Comment on peut se lever un beau matin, poursuivre des citoyens pour détournement de deniers publics, blanchiment d’argent, corruption, trafic d’influence sur la base du flagrant délit ? Le procureur spécial a violé l’article 63 du code de procédure pénale. Il a aussi violé l’article 462, parce que cet article lui permet de poursuivre sur la base du flagrant délit, de décerner même mandat de dépôt, mais pour les infractions de droit commun. Or, vous savez, les délits pour lesquels ces personnes ont été poursuivies par l’ordonnance N°2021/07/ de l’année 2021. C’est cette ordonnance qui dit que désormais, les détournements de deniers publics, de blanchiment d’argent, de trafic d’influence, sont réprimés et poursuivis par la CRIEF.

Donc, c’est une loi spéciale. Or, l’article 114 du code de procédure pénale dit que pour les délits prévus par les lois spéciales, le procureur de la République n’a pas le droit de les poursuivre sur la base du flagrant délit et n’a pas le droit de mettre ces personnes sous mandat de dépôt. Cela veut que ces personnes-là (Kassory et Cie) sont incarcérées sans base légale, donc sont séquestrées.
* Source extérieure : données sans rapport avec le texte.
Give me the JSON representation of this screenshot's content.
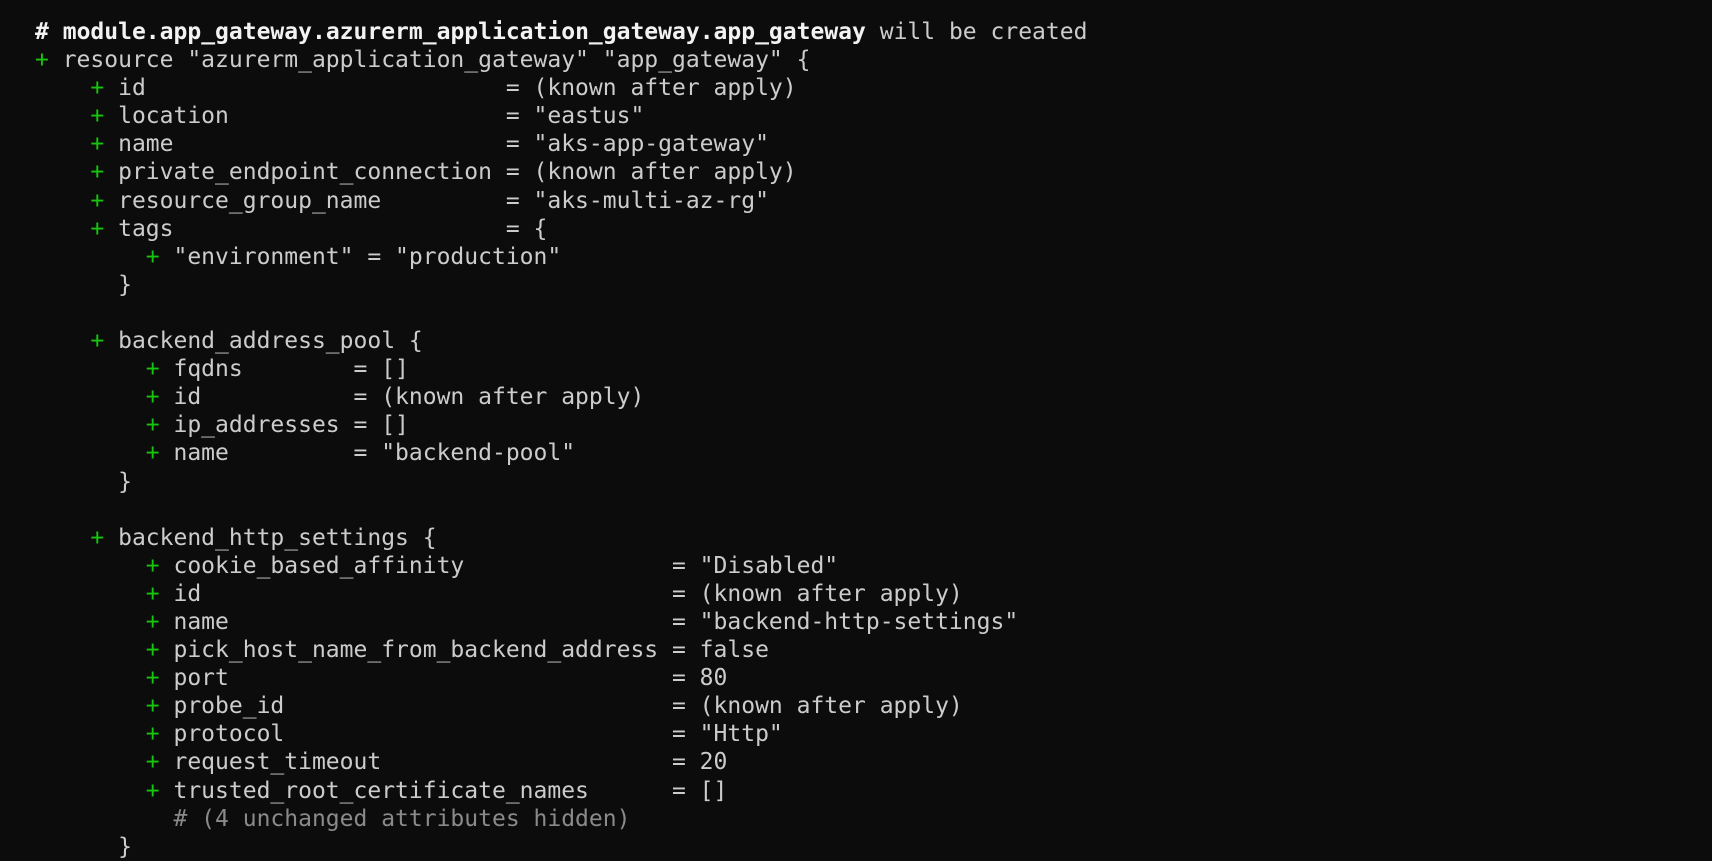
{
  "terminal": {
    "header": {
      "hash": "#",
      "address": "module.app_gateway.azurerm_application_gateway.app_gateway",
      "action": "will be created"
    },
    "lines": [
      {
        "indent": "",
        "plus": "+",
        "text": " resource \"azurerm_application_gateway\" \"app_gateway\" {"
      },
      {
        "indent": "    ",
        "plus": "+",
        "text": " id                          = (known after apply)"
      },
      {
        "indent": "    ",
        "plus": "+",
        "text": " location                    = \"eastus\""
      },
      {
        "indent": "    ",
        "plus": "+",
        "text": " name                        = \"aks-app-gateway\""
      },
      {
        "indent": "    ",
        "plus": "+",
        "text": " private_endpoint_connection = (known after apply)"
      },
      {
        "indent": "    ",
        "plus": "+",
        "text": " resource_group_name         = \"aks-multi-az-rg\""
      },
      {
        "indent": "    ",
        "plus": "+",
        "text": " tags                        = {"
      },
      {
        "indent": "        ",
        "plus": "+",
        "text": " \"environment\" = \"production\""
      },
      {
        "indent": "      ",
        "plus": "",
        "text": "}"
      },
      {
        "indent": "",
        "plus": "",
        "text": ""
      },
      {
        "indent": "    ",
        "plus": "+",
        "text": " backend_address_pool {"
      },
      {
        "indent": "        ",
        "plus": "+",
        "text": " fqdns        = []"
      },
      {
        "indent": "        ",
        "plus": "+",
        "text": " id           = (known after apply)"
      },
      {
        "indent": "        ",
        "plus": "+",
        "text": " ip_addresses = []"
      },
      {
        "indent": "        ",
        "plus": "+",
        "text": " name         = \"backend-pool\""
      },
      {
        "indent": "      ",
        "plus": "",
        "text": "}"
      },
      {
        "indent": "",
        "plus": "",
        "text": ""
      },
      {
        "indent": "    ",
        "plus": "+",
        "text": " backend_http_settings {"
      },
      {
        "indent": "        ",
        "plus": "+",
        "text": " cookie_based_affinity               = \"Disabled\""
      },
      {
        "indent": "        ",
        "plus": "+",
        "text": " id                                  = (known after apply)"
      },
      {
        "indent": "        ",
        "plus": "+",
        "text": " name                                = \"backend-http-settings\""
      },
      {
        "indent": "        ",
        "plus": "+",
        "text": " pick_host_name_from_backend_address = false"
      },
      {
        "indent": "        ",
        "plus": "+",
        "text": " port                                = 80"
      },
      {
        "indent": "        ",
        "plus": "+",
        "text": " probe_id                            = (known after apply)"
      },
      {
        "indent": "        ",
        "plus": "+",
        "text": " protocol                            = \"Http\""
      },
      {
        "indent": "        ",
        "plus": "+",
        "text": " request_timeout                     = 20"
      },
      {
        "indent": "        ",
        "plus": "+",
        "text": " trusted_root_certificate_names      = []"
      },
      {
        "indent": "          ",
        "plus": "",
        "text": "# (4 unchanged attributes hidden)",
        "dim": true
      },
      {
        "indent": "      ",
        "plus": "",
        "text": "}"
      }
    ]
  },
  "colors": {
    "background": "#0c0c0c",
    "text": "#cccccc",
    "plus": "#16c60c",
    "header": "#f2f2f2",
    "comment": "#8a8a8a"
  }
}
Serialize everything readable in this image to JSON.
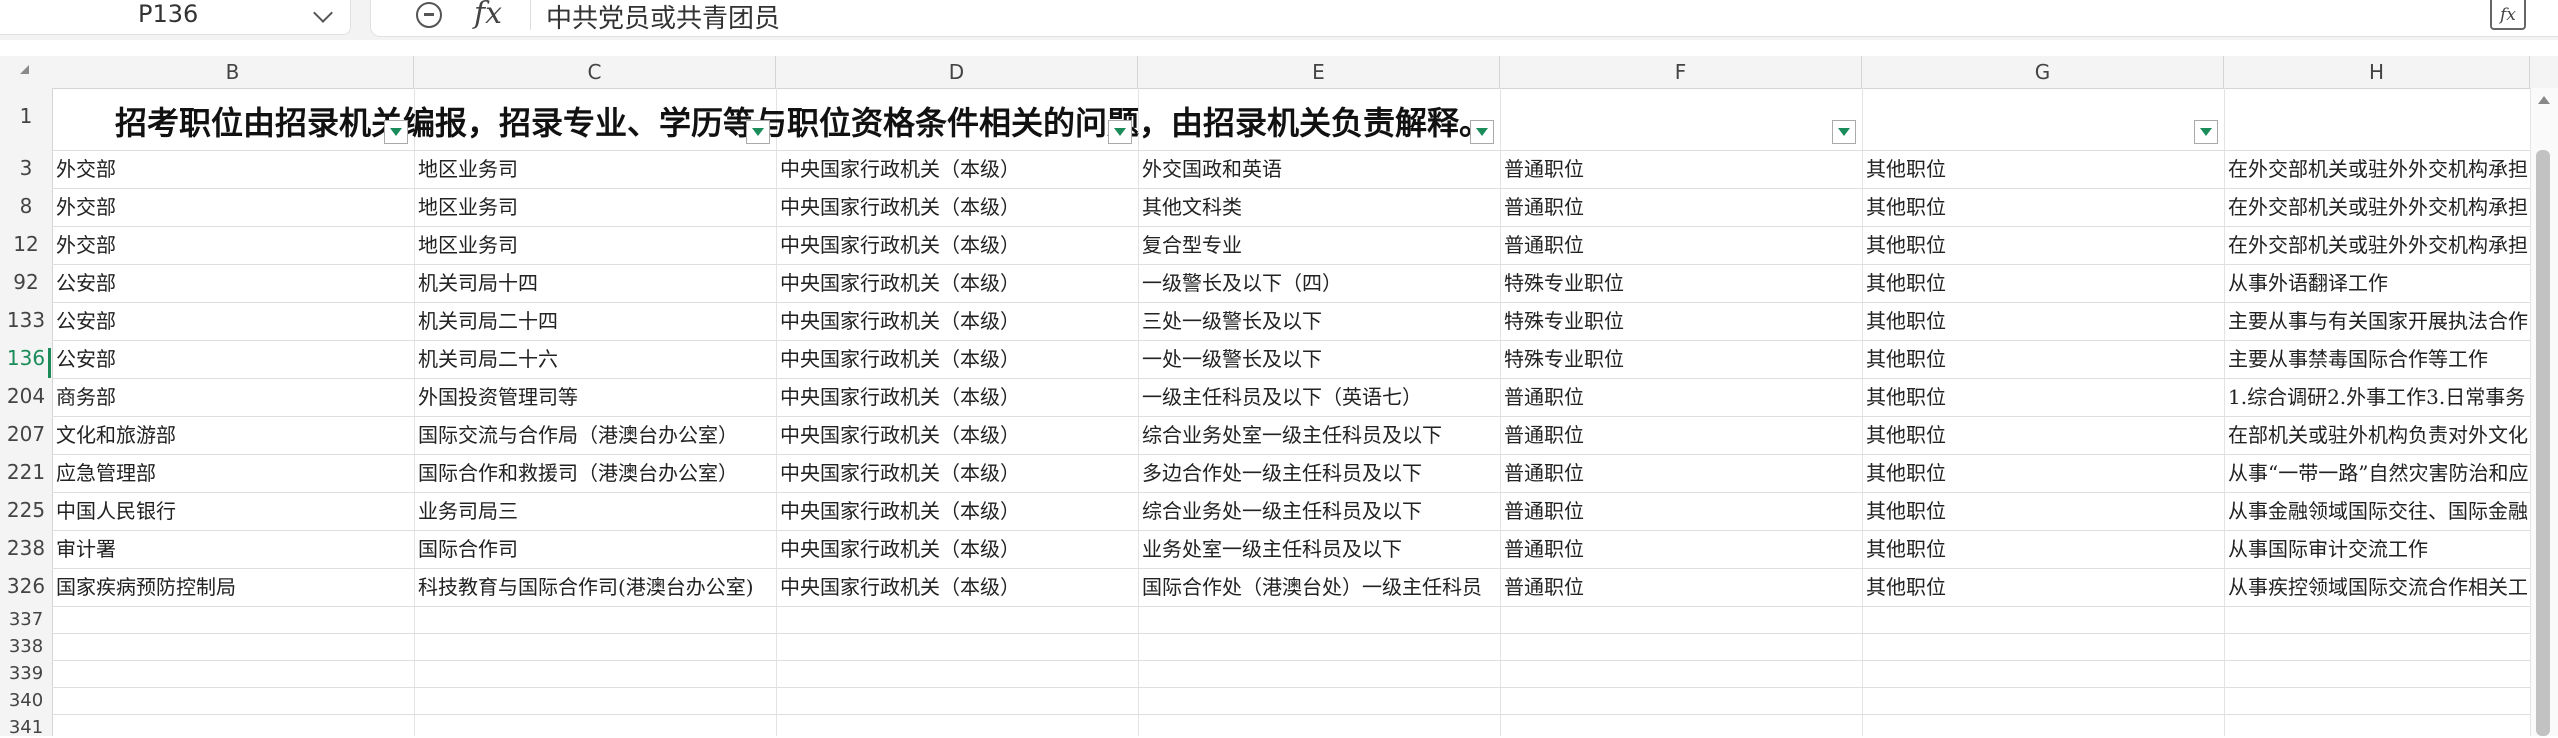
{
  "name_box": {
    "value": "P136"
  },
  "formula_bar": {
    "content": "中共党员或共青团员",
    "fx_label": "fx"
  },
  "columns": [
    "B",
    "C",
    "D",
    "E",
    "F",
    "G",
    "H"
  ],
  "title": "招考职位由招录机关编报，招录专业、学历等与职位资格条件相关的问题，由招录机关负责解释。",
  "rows": [
    {
      "num": "1",
      "cells": []
    },
    {
      "num": "3",
      "cells": [
        "外交部",
        "地区业务司",
        "中央国家行政机关（本级）",
        "外交国政和英语",
        "普通职位",
        "其他职位",
        "在外交部机关或驻外外交机构承担"
      ]
    },
    {
      "num": "8",
      "cells": [
        "外交部",
        "地区业务司",
        "中央国家行政机关（本级）",
        "其他文科类",
        "普通职位",
        "其他职位",
        "在外交部机关或驻外外交机构承担"
      ]
    },
    {
      "num": "12",
      "cells": [
        "外交部",
        "地区业务司",
        "中央国家行政机关（本级）",
        "复合型专业",
        "普通职位",
        "其他职位",
        "在外交部机关或驻外外交机构承担"
      ]
    },
    {
      "num": "92",
      "cells": [
        "公安部",
        "机关司局十四",
        "中央国家行政机关（本级）",
        "一级警长及以下（四）",
        "特殊专业职位",
        "其他职位",
        "从事外语翻译工作"
      ]
    },
    {
      "num": "133",
      "cells": [
        "公安部",
        "机关司局二十四",
        "中央国家行政机关（本级）",
        "三处一级警长及以下",
        "特殊专业职位",
        "其他职位",
        "主要从事与有关国家开展执法合作"
      ]
    },
    {
      "num": "136",
      "cells": [
        "公安部",
        "机关司局二十六",
        "中央国家行政机关（本级）",
        "一处一级警长及以下",
        "特殊专业职位",
        "其他职位",
        "主要从事禁毒国际合作等工作"
      ]
    },
    {
      "num": "204",
      "cells": [
        "商务部",
        "外国投资管理司等",
        "中央国家行政机关（本级）",
        "一级主任科员及以下（英语七）",
        "普通职位",
        "其他职位",
        "1.综合调研2.外事工作3.日常事务"
      ]
    },
    {
      "num": "207",
      "cells": [
        "文化和旅游部",
        "国际交流与合作局（港澳台办公室）",
        "中央国家行政机关（本级）",
        "综合业务处室一级主任科员及以下",
        "普通职位",
        "其他职位",
        "在部机关或驻外机构负责对外文化"
      ]
    },
    {
      "num": "221",
      "cells": [
        "应急管理部",
        "国际合作和救援司（港澳台办公室）",
        "中央国家行政机关（本级）",
        "多边合作处一级主任科员及以下",
        "普通职位",
        "其他职位",
        "从事“一带一路”自然灾害防治和应急"
      ]
    },
    {
      "num": "225",
      "cells": [
        "中国人民银行",
        "业务司局三",
        "中央国家行政机关（本级）",
        "综合业务处一级主任科员及以下",
        "普通职位",
        "其他职位",
        "从事金融领域国际交往、国际金融"
      ]
    },
    {
      "num": "238",
      "cells": [
        "审计署",
        "国际合作司",
        "中央国家行政机关（本级）",
        "业务处室一级主任科员及以下",
        "普通职位",
        "其他职位",
        "从事国际审计交流工作"
      ]
    },
    {
      "num": "326",
      "cells": [
        "国家疾病预防控制局",
        "科技教育与国际合作司(港澳台办公室)",
        "中央国家行政机关（本级）",
        "国际合作处（港澳台处）一级主任科员",
        "普通职位",
        "其他职位",
        "从事疾控领域国际交流合作相关工作"
      ]
    },
    {
      "num": "337",
      "cells": []
    },
    {
      "num": "338",
      "cells": []
    },
    {
      "num": "339",
      "cells": []
    },
    {
      "num": "340",
      "cells": []
    },
    {
      "num": "341",
      "cells": []
    }
  ]
}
Donc, nous demandons la main levée de ce mandat de dépôt, parce qu’il n’a pas de base légale », a martelé Me Ousmane Seye, avocat au Barreau du Sénégal.

Les avocats de Kassory Fofana et Cie accusent également le procureur Aly Touré d’avoir violé le principe de présomption d’innocence, en déclarant à la radio que leurs clients sont effectivement coupables des faits qui leur sont reprochés et qu’ils doivent restituer les biens de l’Etat qu’ils ont détournés.